İmralı'ya kimin gidip kimin gitmeyeceğine hükümetin karar verdiğini dile getiren Erdoğan, "Birileri çıkıp da 'İmralı'ya kim gider kim gelir' diye hesap yapıyor. Bunun kararını hükümet verir. İster gönderir ister göndermez. Hükümete ya da Adalet Bakanlığı'na kimsenin rota çizme yetkisi yoktur. Yeri gelir gönderilir yeri gelir gönderilmez herkes haddini bilecek. Biz bunu her fırsatta ifade ettik. Türkiye'de de bizim yetkilerimizin ne olduğunu biliriz. Ülkemizin hassasiyeti sebebiyle bazı konularda sessiz kalıyorsak bu sessizliğimiz bazılarına prim olarak kabul edilmesin. Hiçbir ülkenin zararını biz kendi karımız olarak görmeyiz" ifadelerine yer verdi.
"Marmaray ile dünyada bir örneği ortaya koyuyoruz"
Başbakan Erdoğan, "29 Ekim'de asrın projesi olarak nitelendirdiğimiz çok önemli bir açılışı gerçekleştireceğiz. Bu 150 yıllık bir hayaldi. Abdülmecit'in, Abdülhamit'in hayali gibi projelendirilmesi gibi adımların atıldığı ama uygulamaya gelince kimsenin teşebbüs edemediği bir projeydi. Bu proje hazır hale geldi. Salı günü İstanbul'da muhteşem bir törenle bu eserin açılışını yapacağız. Boğaz'ın 62 metre derinliğinden geçen bir raylı sistemle dünyada bir örneği ortaya koyuyoruz" dedi.
"Yerlerine 3-5 milyon ağaç dikilir"
Başbakan Erdoğan, "İstanbul'da 3. Boğaz Köprüsü'nün temellerini attık. Birileri çıkıyor, yok şu kadar ağaç kesiliyor, yok şu kadar ağaç sökülüyor. Biz ammeye hizmet veriyoruz. Tüm insanlık bu köprüden istifade edecek. Oradan 200-300 bin ağaç sökersin. Bunların yerine 3 milyon, 5 milyon ağaç dikersin. Bizim Türkiye'de ne kadar ağaç diktiğimizi bilmeyenler şimdi nasıl olur da bir yerden engeller koyalım. Dünyaya sizin gözünüz kör be.
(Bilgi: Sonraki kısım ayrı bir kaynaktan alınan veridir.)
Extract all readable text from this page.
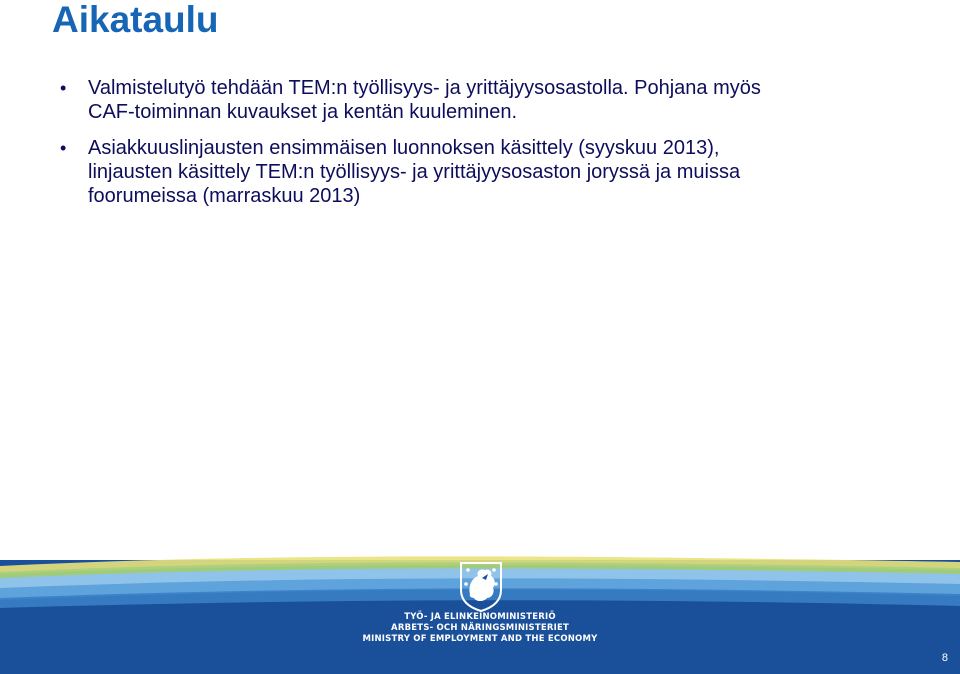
Aikataulu
• Valmistelutyö tehdään TEM:n työllisyys- ja yrittäjyysosastolla. Pohjana myös
CAF-toiminnan kuvaukset ja kentän kuuleminen.
• Asiakkuuslinjausten ensimmäisen luonnoksen käsittely (syyskuu 2013),
linjausten käsittely TEM:n työllisyys- ja yrittäjyysosaston joryssä ja muissa
foorumeissa (marraskuu 2013)
TYÖ- JA ELINKEINOMINISTERIÖ
ARBETS- OCH NÄRINGSMINISTERIET
MINISTRY OF EMPLOYMENT AND THE ECONOMY
8
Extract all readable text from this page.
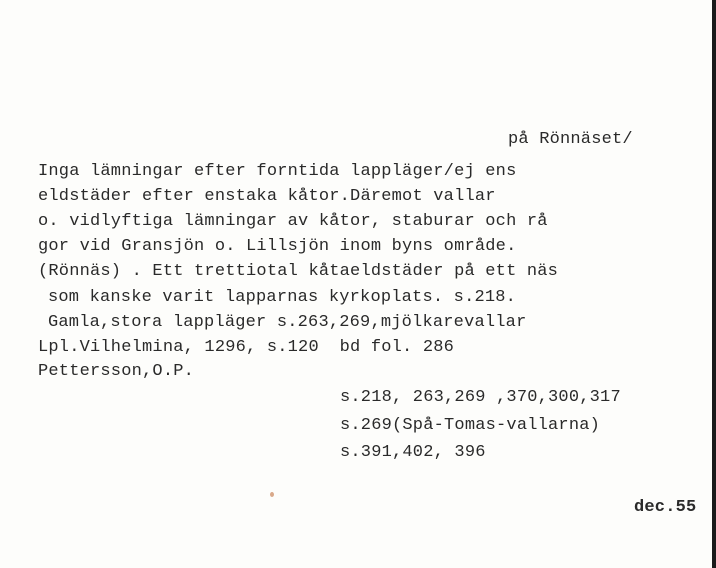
på Rönnäset/
Inga lämningar efter forntida lappläger/ej ens
eldstäder efter enstaka kåtor.Däremot vallar
o. vidlyftiga lämningar av kåtor, staburar och rå
gor vid Gransjön o. Lillsjön inom byns område.
(Rönnäs) . Ett trettiotal kåtaeldstäder på ett näs
som kanske varit lapparnas kyrkoplats. s.218.
Gamla,stora lappläger s.263,269,mjölkarevallar
Lpl.Vilhelmina, 1296, s.120  bd fol. 286
Pettersson,O.P.
s.218, 263,269 ,370,300,317
s.269(Spå-Tomas-vallarna)
s.391,402, 396
dec.55
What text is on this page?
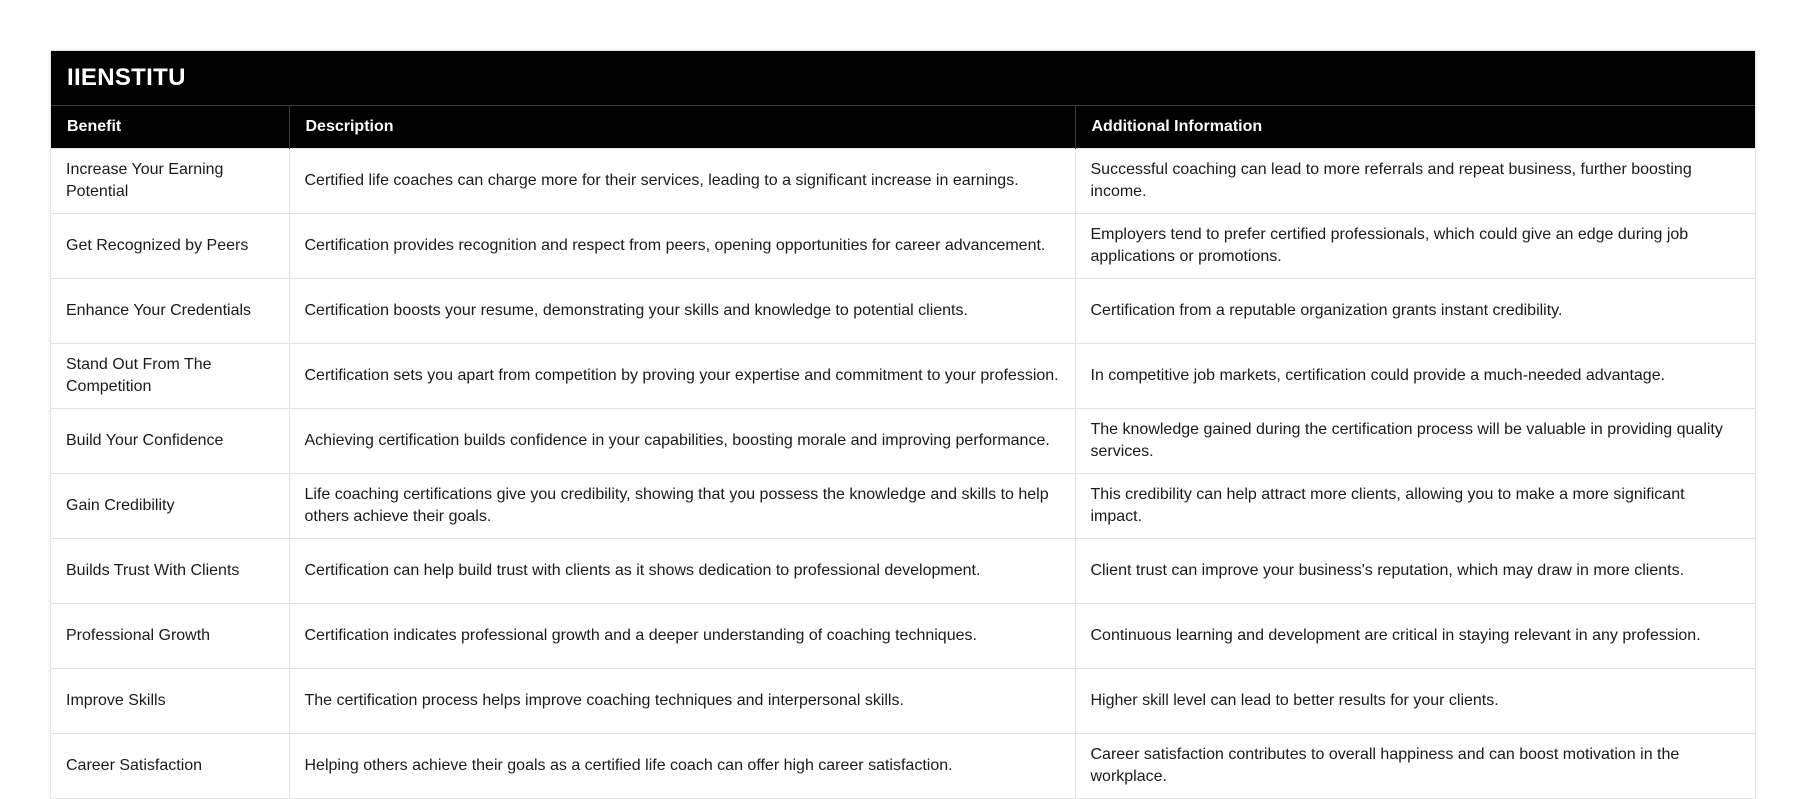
IIENSTITU		
Benefit	Description	Additional Information
Increase Your Earning Potential	Certified life coaches can charge more for their services, leading to a significant increase in earnings.	Successful coaching can lead to more referrals and repeat business, further boosting income.
Get Recognized by Peers	Certification provides recognition and respect from peers, opening opportunities for career advancement.	Employers tend to prefer certified professionals, which could give an edge during job applications or promotions.
Enhance Your Credentials	Certification boosts your resume, demonstrating your skills and knowledge to potential clients.	Certification from a reputable organization grants instant credibility.
Stand Out From The Competition	Certification sets you apart from competition by proving your expertise and commitment to your profession.	In competitive job markets, certification could provide a much-needed advantage.
Build Your Confidence	Achieving certification builds confidence in your capabilities, boosting morale and improving performance.	The knowledge gained during the certification process will be valuable in providing quality services.
Gain Credibility	Life coaching certifications give you credibility, showing that you possess the knowledge and skills to help others achieve their goals.	This credibility can help attract more clients, allowing you to make a more significant impact.
Builds Trust With Clients	Certification can help build trust with clients as it shows dedication to professional development.	Client trust can improve your business's reputation, which may draw in more clients.
Professional Growth	Certification indicates professional growth and a deeper understanding of coaching techniques.	Continuous learning and development are critical in staying relevant in any profession.
Improve Skills	The certification process helps improve coaching techniques and interpersonal skills.	Higher skill level can lead to better results for your clients.
Career Satisfaction	Helping others achieve their goals as a certified life coach can offer high career satisfaction.	Career satisfaction contributes to overall happiness and can boost motivation in the workplace.
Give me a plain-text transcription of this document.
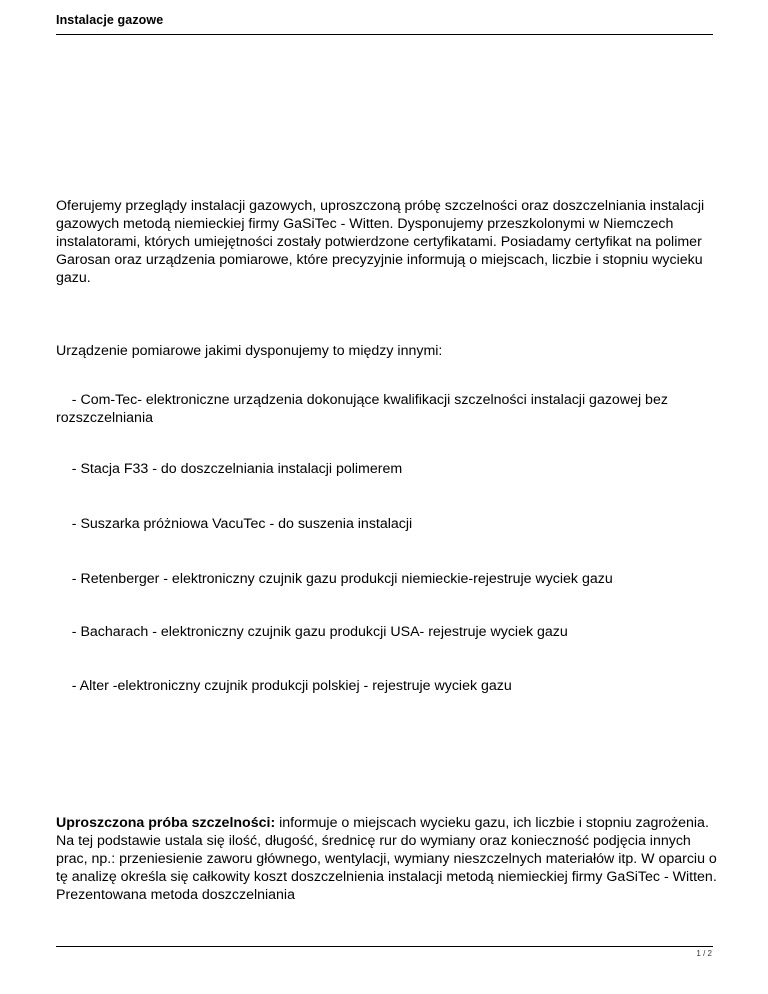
Instalacje gazowe

Oferujemy przeglądy instalacji gazowych, uproszczoną próbę szczelności oraz doszczelniania instalacji gazowych metodą niemieckiej firmy GaSiTec - Witten. Dysponujemy przeszkolonymi w Niemczech instalatorami, których umiejętności zostały potwierdzone certyfikatami. Posiadamy certyfikat na polimer Garosan oraz urządzenia pomiarowe, które precyzyjnie informują o miejscach, liczbie i stopniu wycieku gazu.

Urządzenie pomiarowe jakimi dysponujemy to między innymi:

- Com-Tec- elektroniczne urządzenia dokonujące kwalifikacji szczelności instalacji gazowej bez rozszczelniania

- Stacja F33 - do doszczelniania instalacji polimerem

- Suszarka próżniowa VacuTec - do suszenia instalacji

- Retenberger - elektroniczny czujnik gazu produkcji niemieckie-rejestruje wyciek gazu

- Bacharach - elektroniczny czujnik gazu produkcji USA- rejestruje wyciek gazu

- Alter -elektroniczny czujnik produkcji polskiej - rejestruje wyciek gazu

Uproszczona próba szczelności: informuje o miejscach wycieku gazu, ich liczbie i stopniu zagrożenia. Na tej podstawie ustala się ilość, długość, średnicę rur do wymiany oraz konieczność podjęcia innych prac, np.: przeniesienie zaworu głównego, wentylacji, wymiany nieszczelnych materiałów itp. W oparciu o tę analizę określa się całkowity koszt doszczelnienia instalacji metodą niemieckiej firmy GaSiTec - Witten. Prezentowana metoda doszczelniania

1 / 2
Dünyada nerede neyin nasıl yapıldığından haberiniz yok" diye konuştu.
"Yol medeniyettir, yıkar başka yere inşa ederiz"
Yolun medeniyet olduğunu belirten Başbakan Erdoğan şöyle konuştu: " Yol uğruna her şey feda edilir . Yol medeniyettir. Ama medeni olmayanlar yolun kıymetini anlamazlar. Önünde cami bile olsa yol oradan geçecekse o camiyi yıkar, o camiyi gider başka yerde inşa ederiz. Belediyeler bunun planını yapar. Uygulamaya da sokar. Birileri çıkıyor engelleme çalışıyor. Bütün yolsuzlukların mimarı CHP bunu engellemeye çalışıyor. Biz yol yaparız onlar yolsuzluk fark bu. Modern eşkıyalar yol kesiyor. Kim yolumuzu kesmeye çalışırsa o çelik irademizi görecektir. Bu yola böyle devam edeceğiz."
"MİT müsteşarı ile kim uğraşıyor?"
MİT Müsteşarı Hakan Fidan ile ilgili olarak Başbakan Erdoğan, "MİT Müsteşarı ile kim uğraşıyor? Bunlar çok önemli. İçeriden de uğraşanlar var, dışarıdan da var. Biz memnun olduğumuz bürokratımıza, teknokratımıza sonuna kadar sahip çıkarız. Biz yıllarca istihbarat örgütlerinin nasıl çalıştırıldığını biliyoruz. Artık böyle bir anlayış yok. Genelkurmay Başkanımız ile her hafta konuşuruz. Kimse Silahlı Kuvvetleri zan altına sokmasın" dedi.